9,5% de crecimiento en medio del caos económico
La industria manufacturera privada venezolana cerró 2025 con un aumento del 9,5% interanual, impulsada por un diciembre excepcional con un alza del 17,5% en producción. A pesar de que el crecimiento anualizado (5,4%) fue menor al 16,1% de 2024, el dato confirma que el sector sigue en pie, adaptándose a condiciones hostiles.

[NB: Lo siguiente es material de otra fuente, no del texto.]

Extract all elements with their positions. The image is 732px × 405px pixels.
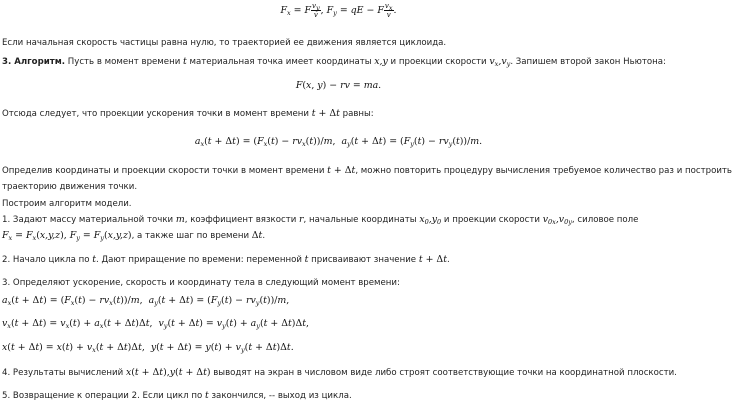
paragraph-repeat-cont: траекторию движения точки. <box>2 182 138 192</box>
paragraph-repeat: Определив координаты и проекции скорости точки в момент времени t + Δt, можно повторить процедуру вычисления требуемое количество раз и построить <box>2 165 732 176</box>
step-5: 5. Возвращение к операции 2. Если цикл по t закончился, -- выход из цикла. <box>2 390 352 401</box>
step-3: 3. Определяют ускорение, скорость и координату тела в следующий момент времени: <box>2 278 400 288</box>
paragraph-model: Построим алгоритм модели. <box>2 199 132 209</box>
formula-acceleration: $a_x(t + \Delta t) = (F_x(t) - rv_x(t))/m$, $a_y(t + \Delta t) = (F_y(t) - rv_y(t))/m$. <box>194 136 483 148</box>
algorithm-title: 3. Алгоритм. <box>2 57 66 67</box>
formula-newton: F(x, y) − rv = ma. <box>295 80 382 91</box>
step-4: 4. Результаты вычислений x(t + Δt),y(t + Δt) выводят на экран в числовом виде либо строят соответствующие точки на координатной плоскости. <box>2 367 677 378</box>
formula-step3-position: $x(t + \Delta t) = x(t) + v_x(t + \Delta t)\Delta t$, $y(t + \Delta t) = y(t) + v_y(t + \Delta t)\Delta t$. <box>2 342 294 354</box>
paragraph-zero-velocity: Если начальная скорость частицы равна нулю, то траекторией ее движения является циклоида. <box>2 38 447 48</box>
step-2: 2. Начало цикла по t. Дают приращение по времени: переменной t присваивают значение t + Δt. <box>2 254 450 265</box>
step-1: 1. Задают массу материальной точки m, коэффициент вязкости r, начальные координаты $x_0,y_0$ и проекции скорости $v_{0x},v_{0y}$, силовое поле <box>2 214 639 226</box>
algorithm-text: Пусть в момент времени t материальная точка имеет координаты x,y и проекции скорости $v_x,v_y$. Запишем второй закон Ньютона: <box>67 56 666 68</box>
formula-force-components: $F_x = F$ $\frac{v_y}{v}$ , $F_y$ = qE − F $\frac{v_x}{v}$ . <box>280 2 397 19</box>
algorithm-intro <box>2 56 666 67</box>
step-1-cont: $F_x = F_x(x,y,z)$, $F_y = F_y(x,y,z)$, а также шаг по времени Δt. <box>2 230 266 242</box>
paragraph-acceleration: Отсюда следует, что проекции ускорения точки в момент времени t + Δt равны: <box>2 108 374 119</box>
formula-step3-acceleration: $a_x(t + \Delta t) = (F_x(t) - rv_x(t))/m$, $a_y(t + \Delta t) = (F_y(t) - rv_y(t))/m$, <box>2 295 290 307</box>
formula-step3-velocity: $v_x(t + \Delta t) = v_x(t) + a_x(t + \Delta t)\Delta t$, $v_y(t + \Delta t) = v_y(t) + a_y(t + \Delta t)\Delta t$, <box>2 318 309 330</box>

Obstáculos estructurales que frenan la verdadera expansión
La realidad que no se cuenta es que este crecimiento sucede en un entorno donde los principales frenos siguen intactos:
- Altísima carga tributaria que estrangula el flujo de caja.
- Brecha cambiaria que encarece insumos y precios.
- Escasez de divisas que limita reposición de inventarios.
- Acceso mínimo al crédito: cartera crediticia solo 2,7% del PIB.
- Inestabilidad macroeconómica marcada por inflación y devaluación.
- Baja demanda interna que mantiene a la industria conteniéndose.
Si el sector logra crecer con estas trabas, ¿qué pasará cuando desaparezcan? El potencial es enorme y sigue dormido, esperando un cambio real en políticas públicas.
Capacidad instalada al 52%, salarios en alza
El uso promedio de la capacidad instalada fue de solo 52,7%, dejando una reserva enorme para aprovechar. Los salarios promedio subieron un 205% desde 2021, alcanzando USD 503, con obreros en USD 270 y gerentes en USD 1.139. Esto demuestra que crecimiento productivo es la única política social que funciona realmente.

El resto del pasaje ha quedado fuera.